The Activision Blizzard legal scandal continues to grow more and more complicated. Last month, Activision Blizzard had announced that it reached a settlement with the Equal Employment Opportunity Commission (EEOC) as part of its efforts to have “the most welcoming, inclusive workplace.” The EEOC’s lawsuit was over the company’s allegations of widespread sexual harassment, pregnancy discrimination, and related retaliation, which was helped fostered by its “frat boy” culture.
In the settlement, Activision Blizzard agreed to create an $18 million fund to compensate the affected employees, with remaining funds being divided “charities that advance women in the video game industry or promote awareness around harassment and gender equality issues as well as company diversity, equity, and inclusion initiatives, as approved by the EEOC.”

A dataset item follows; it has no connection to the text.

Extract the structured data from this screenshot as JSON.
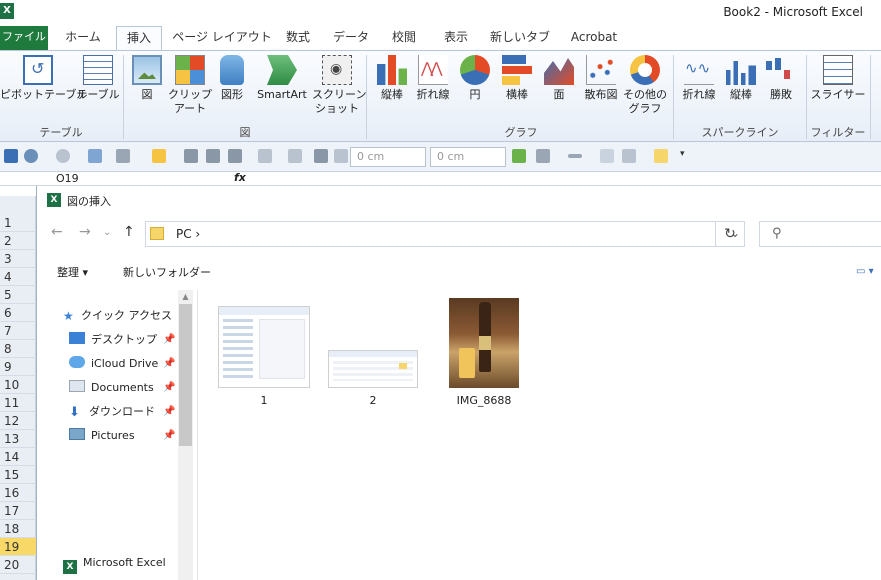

Now, the California Department of Fair Employment and Housing (DFEH) is formally objecting to the settlement, as first reported by Axios’ Stephen Totilo. The DFEH says the objection is to “avoid irreparable harm to the interests of the DFEH’s state court claims.”
Multiple notable Blizzard employees have left the studio after the lawsuits began, including its chief legal officer, Claire Hart, last month. Blizzard president J. Allen Brack and Jesse Meschuk, head of global human resources, also departed the company in late July.